Just as Hollywood's largest studios have been debating the "DVD window" for years torn between maximizing the profitability of a movie's DVD release and cannibalizing its theatrical campaign so have independent filmmakers been debating how to cope with the window between the film festival and the art house, where attendance has been sagging. Some distributors have encouraged directors to forgo the theater, advocating direct-to-DVD strategies or premieres on such premium cable networks as HBO. But many filmmakers say the disadvantage of those distribution plans is that they fail to generate the press and word of mouth that accompany even a limited theatrical release. "I think it's gotten to the point where distribution companies are organizing theatrical screenings solely to generate reviews," Swanberg says. "It creates a scenario where studios are basically paying for these reviews, taking a huge loss on one or two weeks of poorly marketed screenings just to get the New York Times and Los Angeles Times reviews."
So with Alexander the Last, Swanberg and IFC Films set out to see if they could bridge this gulf. Under the old model, Swanberg would have taken the film to festivals to drum up interest among distributors and then waited a year or longer for a theatrical campaign to reach major cities. A few months later, the DVD would hit shelves in smaller markets.
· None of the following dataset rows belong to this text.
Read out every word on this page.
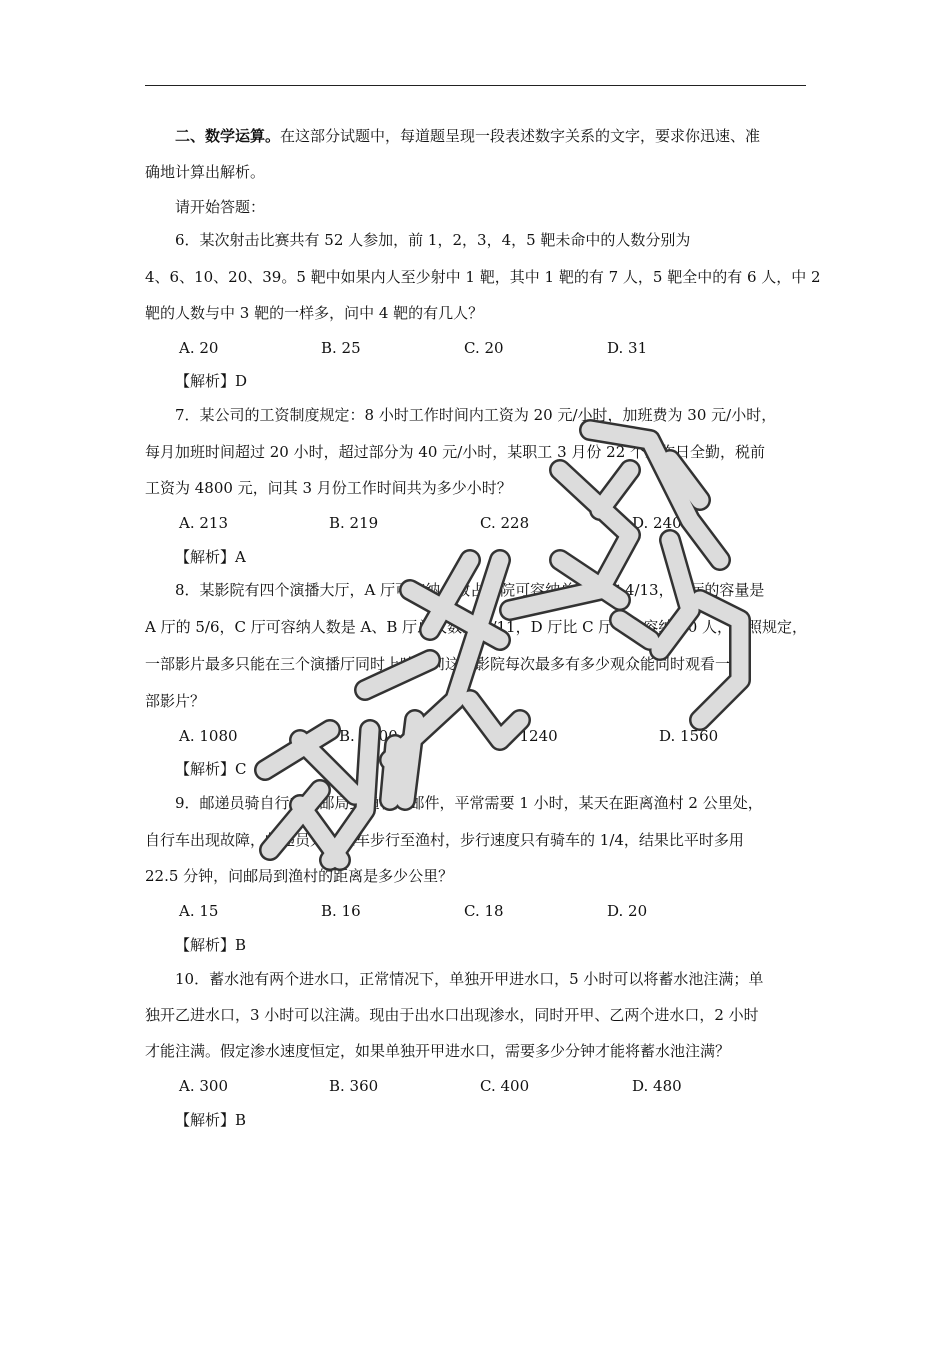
二、数学运算。在这部分试题中，每道题呈现一段表述数字关系的文字，要求你迅速、准
确地计算出解析。
请开始答题：
6．某次射击比赛共有 52 人参加，前 1，2，3，4，5 靶未命中的人数分别为
4、6、10、20、39。5 靶中如果内人至少射中 1 靶，其中 1 靶的有 7 人，5 靶全中的有 6 人，中 2
靶的人数与中 3 靶的一样多，问中 4 靶的有几人？
A. 20	B. 25	C. 20	D. 31
【解析】D
7．某公司的工资制度规定：8 小时工作时间内工资为 20 元/小时，加班费为 30 元/小时，
每月加班时间超过 20 小时，超过部分为 40 元/小时，某职工 3 月份 22 个工作日全勤，税前
工资为 4800 元，问其 3 月份工作时间共为多少小时？
A. 213	B. 219	C. 228	D. 240
【解析】A
8．某影院有四个演播大厅，A 厅可容纳人数占影院可容纳总人数的 4/13，B 厅的容量是
A 厅的 5/6，C 厅可容纳人数是 A、B 厅总人数的 4/11，D 厅比 C 厅可多容纳 40 人，按照规定，
一部影片最多只能在三个演播厅同时上映，问这个影院每次最多有多少观众能同时观看一
部影片？
A. 1080	B. 1200	C. 1240	D. 1560
【解析】C
9．邮递员骑自行车从邮局到渔村送邮件，平常需要 1 小时，某天在距离渔村 2 公里处，
自行车出现故障，邮递员只好推车步行至渔村，步行速度只有骑车的 1/4，结果比平时多用
22.5 分钟，问邮局到渔村的距离是多少公里？
A. 15	B. 16	C. 18	D. 20
【解析】B
10．蓄水池有两个进水口，正常情况下，单独开甲进水口，5 小时可以将蓄水池注满；单
独开乙进水口，3 小时可以注满。现由于出水口出现渗水，同时开甲、乙两个进水口，2 小时
才能注满。假定渗水速度恒定，如果单独开甲进水口，需要多少分钟才能将蓄水池注满？
A. 300	B. 360	C. 400	D. 480
【解析】B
But with Alexander the Last, which opened in every major market via Festival Direct at midnight on Saturday along with four other South by Southwest titles Swanberg says he's eliminated the window between his festival screening and home-video campaign, all the while substantially reducing the cost of a national release and maximizing the word-of-mouth buzz from his Austin premiere. By comparison, the Amy Adams comedy Sunshine Cleaning, which opened theatrically the day before Swanberg's screening, waited 14 months after its festival debut for an initial theatrical debut, on four screens.
As more filmmakers consider unorthodox release strategies Wayne Wang premiered The Princess of Nebraska last year on YouTube, and Soderbergh agreed to a simultaneous video-on-demand release for his Cannes selection Che Swanberg says it's the media's acceptance of these nontheatrical debuts that has the potential to alter the economics of the independent film industry. "It's so palpable for me to remember that frustration I felt growing up in the suburbs of Chicago," he says. "I remember reading Film Comment and reading about these movies I really couldn't see because they never came to the theaters near me. What I love about this on-demand distribution model is that kids who aren't living in major cities will still have access to these films. They can partake in film culture as it's happening."
Janet Pierson, producer of the South by Southwest Film Conference and Festival, recalls feeling a similar frustration when she worked at New York City's Film Forum in the 1980s. "We would struggle to get the national press interested because we'd have this exciting film opening in New York," she says. "But all their questions would center around 'When is it going to be national?' " Pierson says that just as technology has altered the face of film production and distribution, the role of the film festival is changing as well: festivals can serve not only as a launchpad for filmmakers hoping for a theatrical campaign, but also as a marketplace of invention, where filmmakers can shop for varying distribution strategies, deciding which approach theater, DVD, Internet, on-demand makes the most sense for their project.
"There's still nothing like a live event," Pierson says. "It's still so important for a filmmaker to experience the electricity of a live event, and like a musician, there's something you get from touring that you don't get from buying the CD. But we should be the place where people can experiment and get creative about breaking the mold and deciding which of the models out there makes the most sense for your film."